À quelques encablures du shopping center liégeois Médiacité, un nouveau quartier prend vie. “Un slow corner”, commente Sandrine Counson. La cofondatrice de Slow31 y a ouvert sa boutique, croyant fermement en son potentiel de développement d’initiatives s’inscrivant dans l’économie circulaire. Elle et Marie Lovenberg ont choisi d’y promouvoir le troc comme alternative à l’achat de vêtements neufs. “On aime profondément la mode. Nous sommes des gourmets du vêtement”, explique-t-elle. “Seulement, le plaisir n’y était plus”, grevé par “l’impact sur l’environnement et les conditions de travail déplorables dans le secteur du textile”.

Pour redonner du goût à cette mode passée de mode, les deux acolytes lancent dans un premier temps des vide-dressings puis un blog via lequel elles suscitent les échanges autour de la “slow fashion”. Avant d’aller plus loin et de remettre au goût du jour une méthode ancestrale. “On ne se contente pas du 2e main. Le troc est un modèle unique d’économie circulaire”, juge Sandrine Counson. Dans sa boutique, lancée en pleine crise sanitaire, on échange des pièces dont la valeur est estimée en “slowies”. Pour accéder à la boutique, on achète (en euros) un pass de plusieurs entrées ou sorties de vêtements. “Le concept trouve son public et la communauté de ‘swappers’( les échangeurs, NdlR ) ne cesse de grandir” , se réjouit-elle.

En plus du troc, Sandrine et Marie proposent de la location de robes de cocktail à des prix accessibles, afin d’attirer tous les publics. Et notamment celui qui favoriserait plutôt les achats d’articles de la fast fashion, dont on connaît l’impact sur l’environnement. “Ce public est en recherche de nouveauté. Or, la boutique offre un perpétuel mouvement. On propose une identité vestimentaire affirmée puisque les pièces sont uniques”, motive Sandrine Counson. Chez Slow31, les pièces de la fast fashion trouvent elles aussi place sur les étagères. “Une pièce de H&M en bon état mérite une 2e vie plutôt que d’être jetée”, explique encore Sandrine Counson. “Nous entendons sensibiliser de manière bienveillante, en valorisant les pièces issues de la mode éthique.”
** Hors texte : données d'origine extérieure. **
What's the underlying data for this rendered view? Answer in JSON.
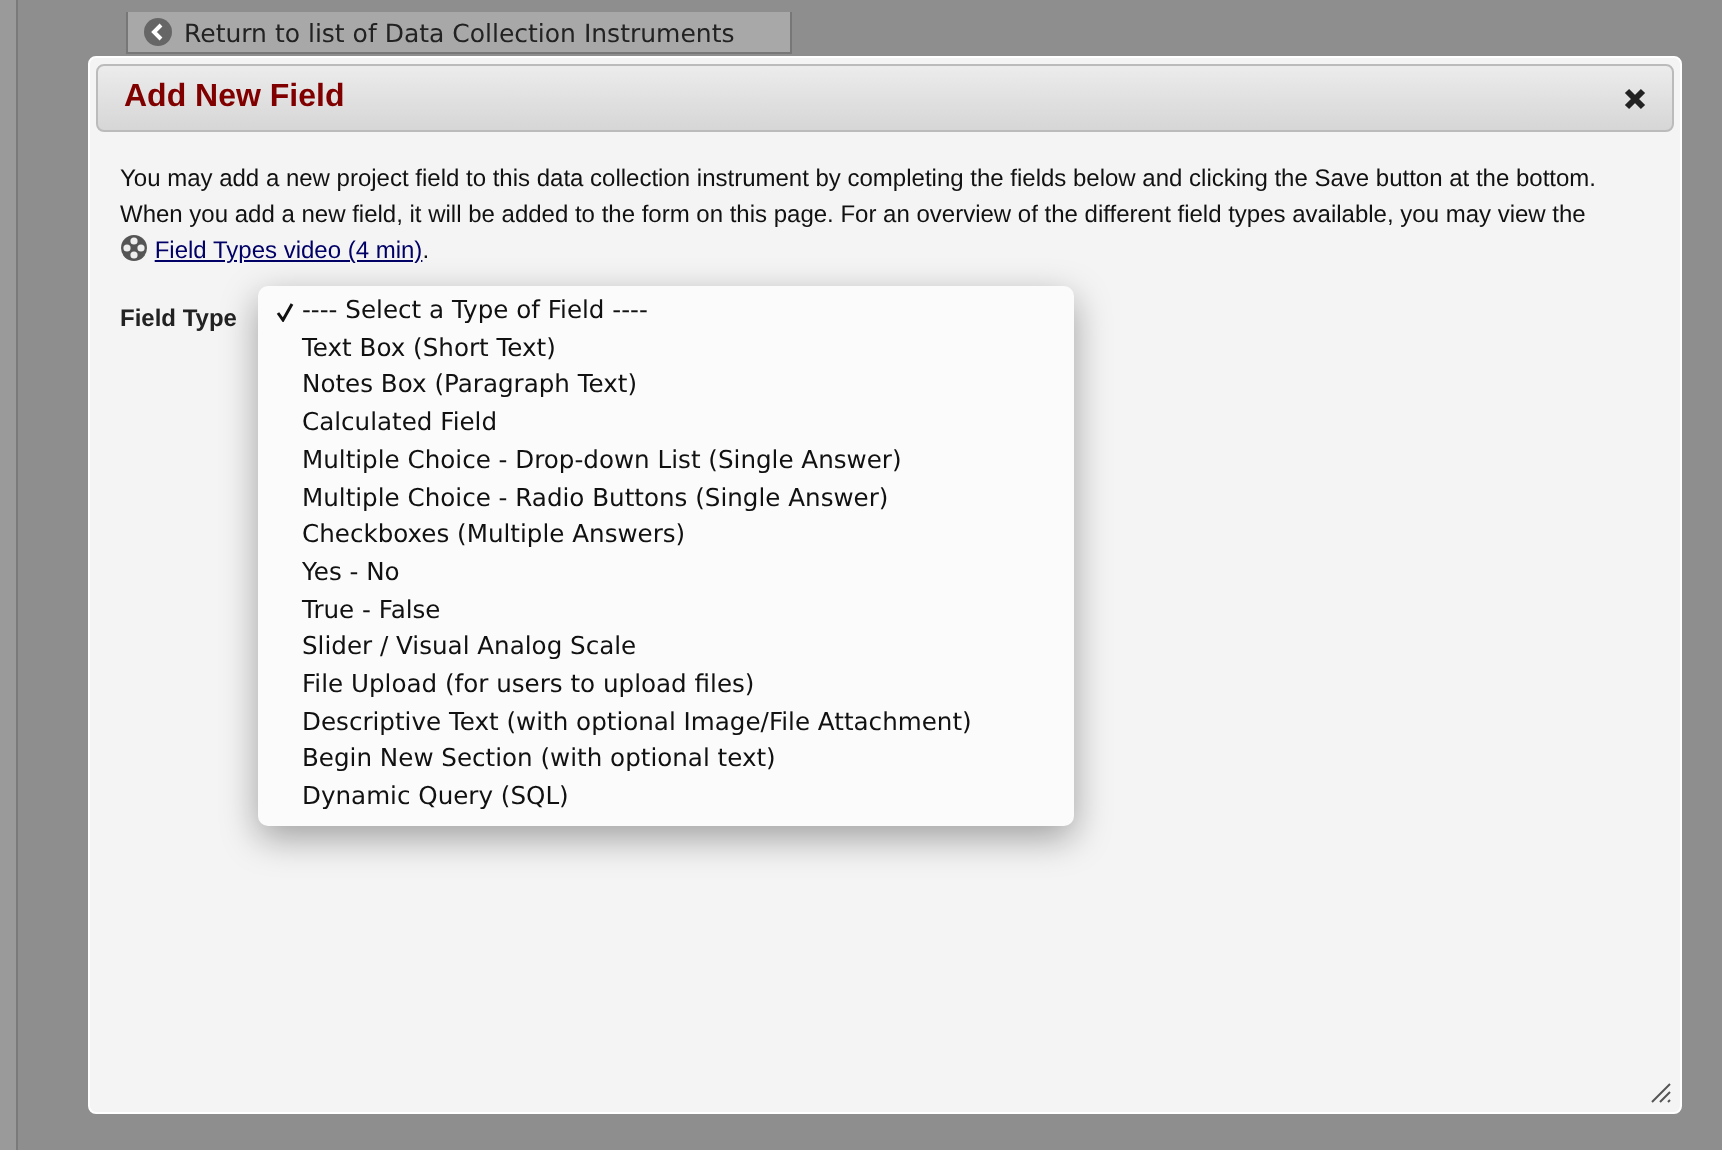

La sensibilisation passe également par un volet pédagogique. Sandrine, par ailleurs professeur d’histoire de la mode et du vêtement, a mis en place des activités de sensibilisation aux enjeux de la consommation textile auprès des jeunes dans le milieu scolaire. Et dans sa boutique, elle met sa bibliothèque et “patronthèque” à disposition de tous.

Vers une ceinture vestimentaire liégeoise

Ce partage de savoirs, compétences et matériel répond à ce besoin de transmission et de maillage entre les acteurs du réemploi défendu par Sandrine Counson. “Nous aimerions développer des partenariats locaux et travailler avec différents partenaires en fonction de la filière de matière”, développe-t-elle. À l’image de la ceinture alimentaire qui rassemble les forces vives liégeoises de l’alimentation et de la transition, elle rêve de fédérer les acteurs liégeois de la slow fashion.

Après quelques mois d’activité, sa boutique est déjà ancrée dans le quartier. Le prochain défi est d’en faire un “lieu qui fédère et qui crée du lien social”.